I am so grateful for my life, for the lessons, for the people and teachers, for the awe and wonder, and for so many things that seem small and inconsequential—like the plump, purple grapes dangling from twisted branches overhead when I walk on the path to The Soul Source, the small gray and golden feather I found floating in a pool of rain water, the enchanted and excited laughter of my kids playing the new version of “Mindcrap,” and the wobbly smile and wagging tail of my 13 year old baby when she is prancing around under the apple tree or sniffing the compost pile.

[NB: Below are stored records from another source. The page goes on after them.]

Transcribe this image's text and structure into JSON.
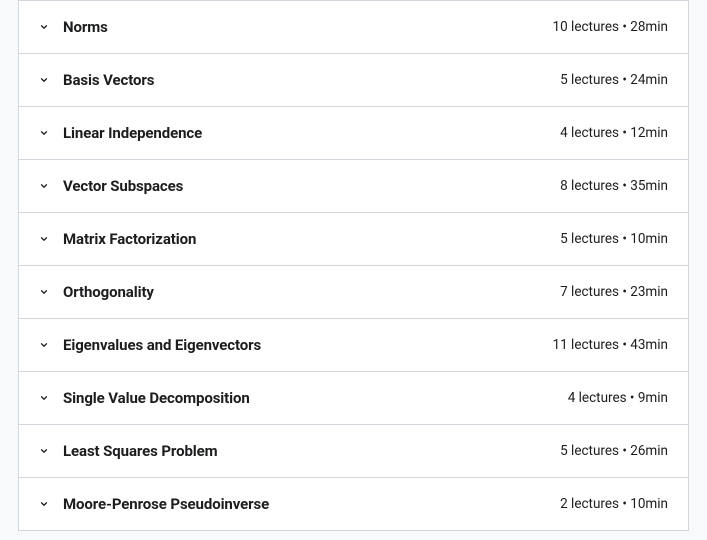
{
  "sections": [
    {
      "title": "Norms",
      "lectures": 10,
      "minutes": 28
    },
    {
      "title": "Basis Vectors",
      "lectures": 5,
      "minutes": 24
    },
    {
      "title": "Linear Independence",
      "lectures": 4,
      "minutes": 12
    },
    {
      "title": "Vector Subspaces",
      "lectures": 8,
      "minutes": 35
    },
    {
      "title": "Matrix Factorization",
      "lectures": 5,
      "minutes": 10
    },
    {
      "title": "Orthogonality",
      "lectures": 7,
      "minutes": 23
    },
    {
      "title": "Eigenvalues and Eigenvectors",
      "lectures": 11,
      "minutes": 43
    },
    {
      "title": "Single Value Decomposition",
      "lectures": 4,
      "minutes": 9
    },
    {
      "title": "Least Squares Problem",
      "lectures": 5,
      "minutes": 26
    },
    {
      "title": "Moore-Penrose Pseudoinverse",
      "lectures": 2,
      "minutes": 10
    }
  ],
  "labels": {
    "lectures_word": "lectures",
    "separator": " • ",
    "minutes_suffix": "min"
  }
}
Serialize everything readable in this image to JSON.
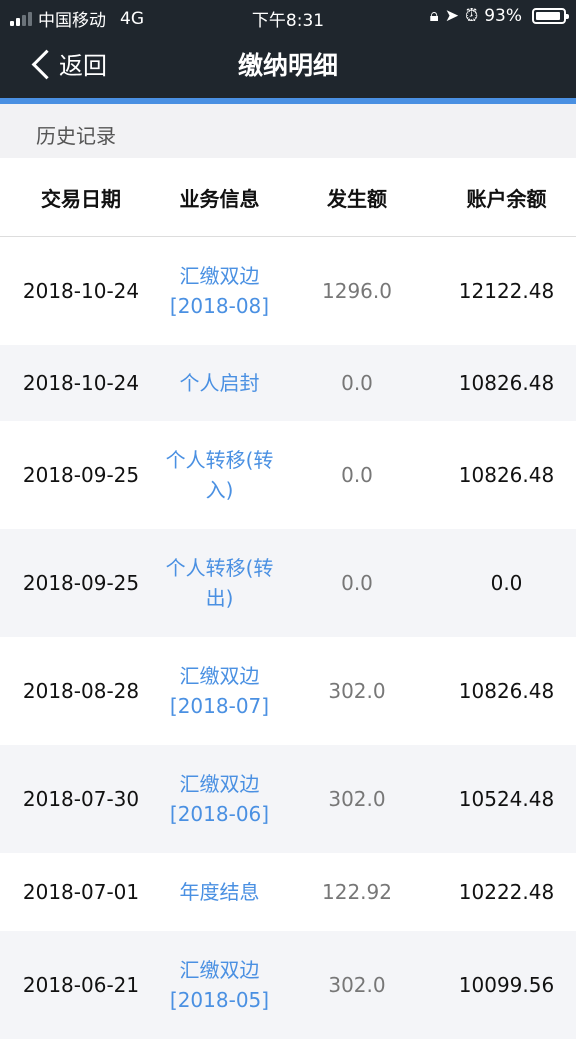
{
  "status_bar": {
    "carrier": "中国移动",
    "network": "4G",
    "time": "下午8:31",
    "battery_percent": "93%",
    "battery_level": 0.93,
    "signal_bars": 2
  },
  "nav": {
    "back_label": "返回",
    "title": "缴纳明细"
  },
  "section_title": "历史记录",
  "columns": [
    "交易日期",
    "业务信息",
    "发生额",
    "账户余额"
  ],
  "rows": [
    {
      "date": "2018-10-24",
      "info": "汇缴双边\n[2018-08]",
      "amount": "1296.0",
      "balance": "12122.48"
    },
    {
      "date": "2018-10-24",
      "info": "个人启封",
      "amount": "0.0",
      "balance": "10826.48"
    },
    {
      "date": "2018-09-25",
      "info": "个人转移(转\n入)",
      "amount": "0.0",
      "balance": "10826.48"
    },
    {
      "date": "2018-09-25",
      "info": "个人转移(转\n出)",
      "amount": "0.0",
      "balance": "0.0"
    },
    {
      "date": "2018-08-28",
      "info": "汇缴双边\n[2018-07]",
      "amount": "302.0",
      "balance": "10826.48"
    },
    {
      "date": "2018-07-30",
      "info": "汇缴双边\n[2018-06]",
      "amount": "302.0",
      "balance": "10524.48"
    },
    {
      "date": "2018-07-01",
      "info": "年度结息",
      "amount": "122.92",
      "balance": "10222.48"
    },
    {
      "date": "2018-06-21",
      "info": "汇缴双边\n[2018-05]",
      "amount": "302.0",
      "balance": "10099.56"
    }
  ],
  "colors": {
    "header_bg": "#1f262d",
    "accent_blue": "#4a90e2",
    "link_text": "#4a90e2",
    "section_bg": "#f2f2f4"
  }
}
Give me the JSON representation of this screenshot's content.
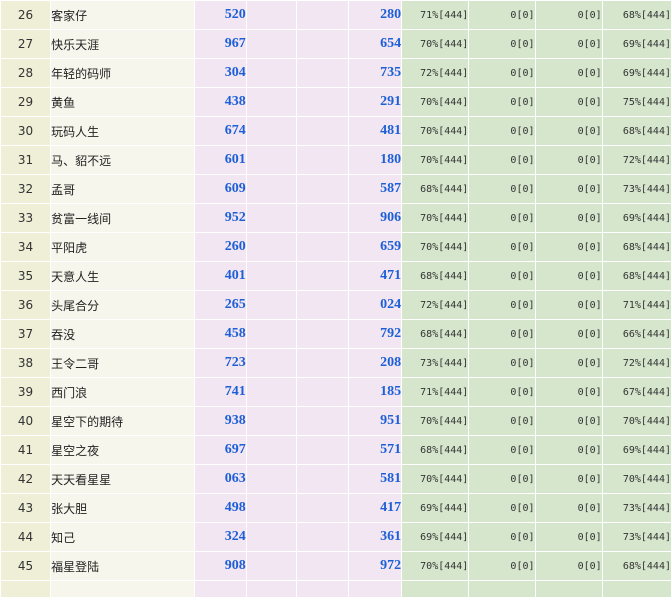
{
  "rows": [
    {
      "rank": "26",
      "name": "客家仔",
      "num1": "520",
      "num2": "280",
      "pct1": "71%[444]",
      "z1": "0[0]",
      "z2": "0[0]",
      "pct2": "68%[444]"
    },
    {
      "rank": "27",
      "name": "快乐天涯",
      "num1": "967",
      "num2": "654",
      "pct1": "70%[444]",
      "z1": "0[0]",
      "z2": "0[0]",
      "pct2": "69%[444]"
    },
    {
      "rank": "28",
      "name": "年轻的码师",
      "num1": "304",
      "num2": "735",
      "pct1": "72%[444]",
      "z1": "0[0]",
      "z2": "0[0]",
      "pct2": "69%[444]"
    },
    {
      "rank": "29",
      "name": "黄鱼",
      "num1": "438",
      "num2": "291",
      "pct1": "70%[444]",
      "z1": "0[0]",
      "z2": "0[0]",
      "pct2": "75%[444]"
    },
    {
      "rank": "30",
      "name": "玩码人生",
      "num1": "674",
      "num2": "481",
      "pct1": "70%[444]",
      "z1": "0[0]",
      "z2": "0[0]",
      "pct2": "68%[444]"
    },
    {
      "rank": "31",
      "name": "马、貂不远",
      "num1": "601",
      "num2": "180",
      "pct1": "70%[444]",
      "z1": "0[0]",
      "z2": "0[0]",
      "pct2": "72%[444]"
    },
    {
      "rank": "32",
      "name": "孟哥",
      "num1": "609",
      "num2": "587",
      "pct1": "68%[444]",
      "z1": "0[0]",
      "z2": "0[0]",
      "pct2": "73%[444]"
    },
    {
      "rank": "33",
      "name": "贫富一线间",
      "num1": "952",
      "num2": "906",
      "pct1": "70%[444]",
      "z1": "0[0]",
      "z2": "0[0]",
      "pct2": "69%[444]"
    },
    {
      "rank": "34",
      "name": "平阳虎",
      "num1": "260",
      "num2": "659",
      "pct1": "70%[444]",
      "z1": "0[0]",
      "z2": "0[0]",
      "pct2": "68%[444]"
    },
    {
      "rank": "35",
      "name": "天意人生",
      "num1": "401",
      "num2": "471",
      "pct1": "68%[444]",
      "z1": "0[0]",
      "z2": "0[0]",
      "pct2": "68%[444]"
    },
    {
      "rank": "36",
      "name": "头尾合分",
      "num1": "265",
      "num2": "024",
      "pct1": "72%[444]",
      "z1": "0[0]",
      "z2": "0[0]",
      "pct2": "71%[444]"
    },
    {
      "rank": "37",
      "name": "吞没",
      "num1": "458",
      "num2": "792",
      "pct1": "68%[444]",
      "z1": "0[0]",
      "z2": "0[0]",
      "pct2": "66%[444]"
    },
    {
      "rank": "38",
      "name": "王令二哥",
      "num1": "723",
      "num2": "208",
      "pct1": "73%[444]",
      "z1": "0[0]",
      "z2": "0[0]",
      "pct2": "72%[444]"
    },
    {
      "rank": "39",
      "name": "西门浪",
      "num1": "741",
      "num2": "185",
      "pct1": "71%[444]",
      "z1": "0[0]",
      "z2": "0[0]",
      "pct2": "67%[444]"
    },
    {
      "rank": "40",
      "name": "星空下的期待",
      "num1": "938",
      "num2": "951",
      "pct1": "70%[444]",
      "z1": "0[0]",
      "z2": "0[0]",
      "pct2": "70%[444]"
    },
    {
      "rank": "41",
      "name": "星空之夜",
      "num1": "697",
      "num2": "571",
      "pct1": "68%[444]",
      "z1": "0[0]",
      "z2": "0[0]",
      "pct2": "69%[444]"
    },
    {
      "rank": "42",
      "name": "天天看星星",
      "num1": "063",
      "num2": "581",
      "pct1": "70%[444]",
      "z1": "0[0]",
      "z2": "0[0]",
      "pct2": "70%[444]"
    },
    {
      "rank": "43",
      "name": "张大胆",
      "num1": "498",
      "num2": "417",
      "pct1": "69%[444]",
      "z1": "0[0]",
      "z2": "0[0]",
      "pct2": "73%[444]"
    },
    {
      "rank": "44",
      "name": "知己",
      "num1": "324",
      "num2": "361",
      "pct1": "69%[444]",
      "z1": "0[0]",
      "z2": "0[0]",
      "pct2": "73%[444]"
    },
    {
      "rank": "45",
      "name": "福星登陆",
      "num1": "908",
      "num2": "972",
      "pct1": "70%[444]",
      "z1": "0[0]",
      "z2": "0[0]",
      "pct2": "68%[444]"
    }
  ]
}
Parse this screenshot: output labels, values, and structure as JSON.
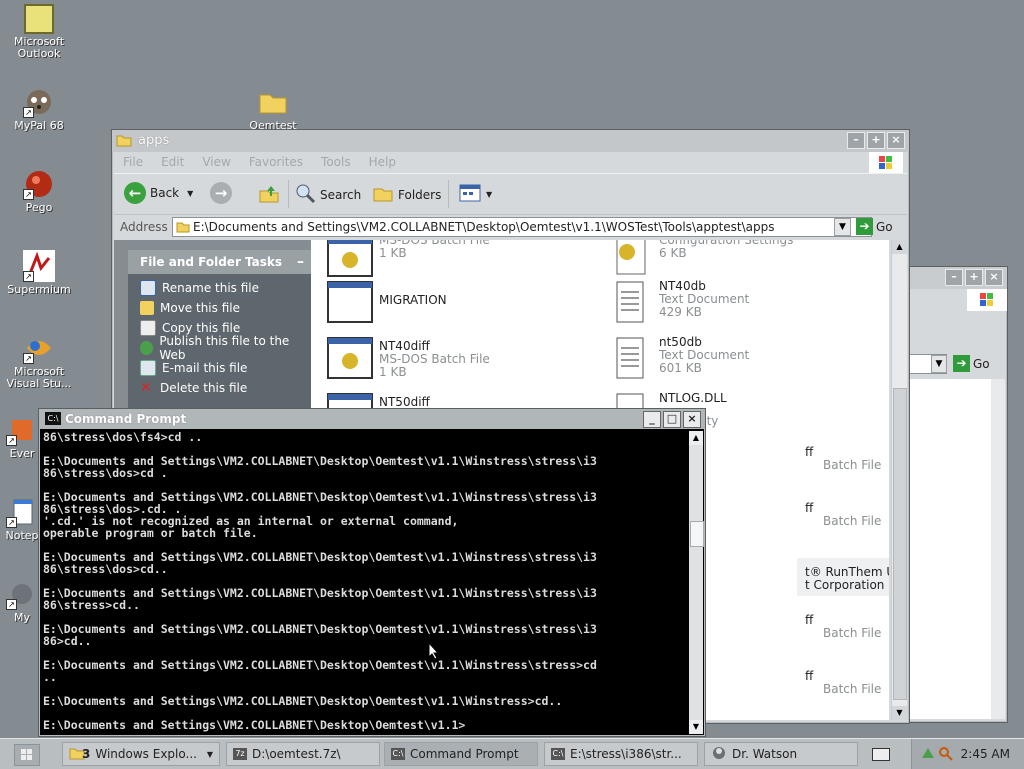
{
  "desktop": {
    "icons": [
      {
        "label": "Microsoft Outlook"
      },
      {
        "label": "MyPal 68"
      },
      {
        "label": "Pego"
      },
      {
        "label": "Supermium"
      },
      {
        "label": "Microsoft Visual Stu..."
      },
      {
        "label": "Ever"
      },
      {
        "label": "Notep"
      },
      {
        "label": "My"
      },
      {
        "label": "Oemtest"
      }
    ]
  },
  "explorer": {
    "title": "apps",
    "menu": [
      "File",
      "Edit",
      "View",
      "Favorites",
      "Tools",
      "Help"
    ],
    "toolbar": {
      "back": "Back",
      "search": "Search",
      "folders": "Folders"
    },
    "address_label": "Address",
    "address": "E:\\Documents and Settings\\VM2.COLLABNET\\Desktop\\Oemtest\\v1.1\\WOSTest\\Tools\\apptest\\apps",
    "go": "Go",
    "tasks_title": "File and Folder Tasks",
    "tasks": [
      "Rename this file",
      "Move this file",
      "Copy this file",
      "Publish this file to the Web",
      "E-mail this file",
      "Delete this file"
    ],
    "files_left": [
      {
        "name": "",
        "type": "MS-DOS Batch File",
        "size": "1 KB"
      },
      {
        "name": "MIGRATION",
        "type": "",
        "size": ""
      },
      {
        "name": "NT40diff",
        "type": "MS-DOS Batch File",
        "size": "1 KB"
      },
      {
        "name": "NT50diff",
        "type": "",
        "size": ""
      }
    ],
    "files_right": [
      {
        "name": "",
        "type": "Configuration Settings",
        "size": "6 KB"
      },
      {
        "name": "NT40db",
        "type": "Text Document",
        "size": "429 KB"
      },
      {
        "name": "nt50db",
        "type": "Text Document",
        "size": "601 KB"
      },
      {
        "name": "NTLOG.DLL",
        "type": "nty",
        "size": ""
      }
    ],
    "files_right_partial": [
      {
        "name": "ff",
        "type": "Batch File"
      },
      {
        "name": "ff",
        "type": "Batch File"
      },
      {
        "name": "t® RunThem Utility",
        "type": "t Corporation"
      },
      {
        "name": "ff",
        "type": "Batch File"
      },
      {
        "name": "ff",
        "type": "Batch File"
      }
    ]
  },
  "bgwindow": {
    "go": "Go"
  },
  "cmd": {
    "title": "Command Prompt",
    "lines": [
      "86\\stress\\dos\\fs4>cd ..",
      "",
      "E:\\Documents and Settings\\VM2.COLLABNET\\Desktop\\Oemtest\\v1.1\\Winstress\\stress\\i3",
      "86\\stress\\dos>cd .",
      "",
      "E:\\Documents and Settings\\VM2.COLLABNET\\Desktop\\Oemtest\\v1.1\\Winstress\\stress\\i3",
      "86\\stress\\dos>.cd. .",
      "'.cd.' is not recognized as an internal or external command,",
      "operable program or batch file.",
      "",
      "E:\\Documents and Settings\\VM2.COLLABNET\\Desktop\\Oemtest\\v1.1\\Winstress\\stress\\i3",
      "86\\stress\\dos>cd..",
      "",
      "E:\\Documents and Settings\\VM2.COLLABNET\\Desktop\\Oemtest\\v1.1\\Winstress\\stress\\i3",
      "86\\stress>cd..",
      "",
      "E:\\Documents and Settings\\VM2.COLLABNET\\Desktop\\Oemtest\\v1.1\\Winstress\\stress\\i3",
      "86>cd..",
      "",
      "E:\\Documents and Settings\\VM2.COLLABNET\\Desktop\\Oemtest\\v1.1\\Winstress\\stress>cd",
      "..",
      "",
      "E:\\Documents and Settings\\VM2.COLLABNET\\Desktop\\Oemtest\\v1.1\\Winstress>cd..",
      "",
      "E:\\Documents and Settings\\VM2.COLLABNET\\Desktop\\Oemtest\\v1.1>"
    ]
  },
  "taskbar": {
    "tasks": [
      {
        "label": "Windows Explo...",
        "count": "3"
      },
      {
        "label": "D:\\oemtest.7z\\"
      },
      {
        "label": "Command Prompt"
      },
      {
        "label": "E:\\stress\\i386\\str..."
      },
      {
        "label": "Dr. Watson"
      }
    ],
    "clock": "2:45 AM"
  }
}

These are tiny precious gems from my everyday life that I cherish, and they remind me to CHOOSE to live. To get help, when I need it, to cry when I can’t be strong anymore, to laugh at how long I waited to cry, to sink into a place of just breathing and being when I am done with everything, and then to wait until something changes again. I
I know I am not YOU. However, I do also know that everyone, in one small moment or another will think, “Maybe nobody would care if I was gone. What would it matter if I wasn’t here anymore? What good am I?” I have thought this, and knowing that I had this thought when I was younger, makes me aware that others may have had similar thoughts and/or may still be thinking this. I am not in charge of their thoughts and feelings, but I can offer to help by being a kind and loving human being. I can make time to listen to others, to say hello, to drop someone a note of thanks, to cook a meal or volunteer as a Big Sister. We ALL can help.
I send out so much LOVE, STRENGTH and SUPPORT for anyone who may be having suicidal thoughts or questioning their meaning and existence. I want to tell you, in case someone else hasn’t told you already, “YOU MATTER. You are loved and needed. You are a beautiful soul filled with divine light. Please share yourself with the world.” I hope you can receive this message and take it in and then give it out to someone else who may need to hear the same thing, and if you can, I hope you choose to live.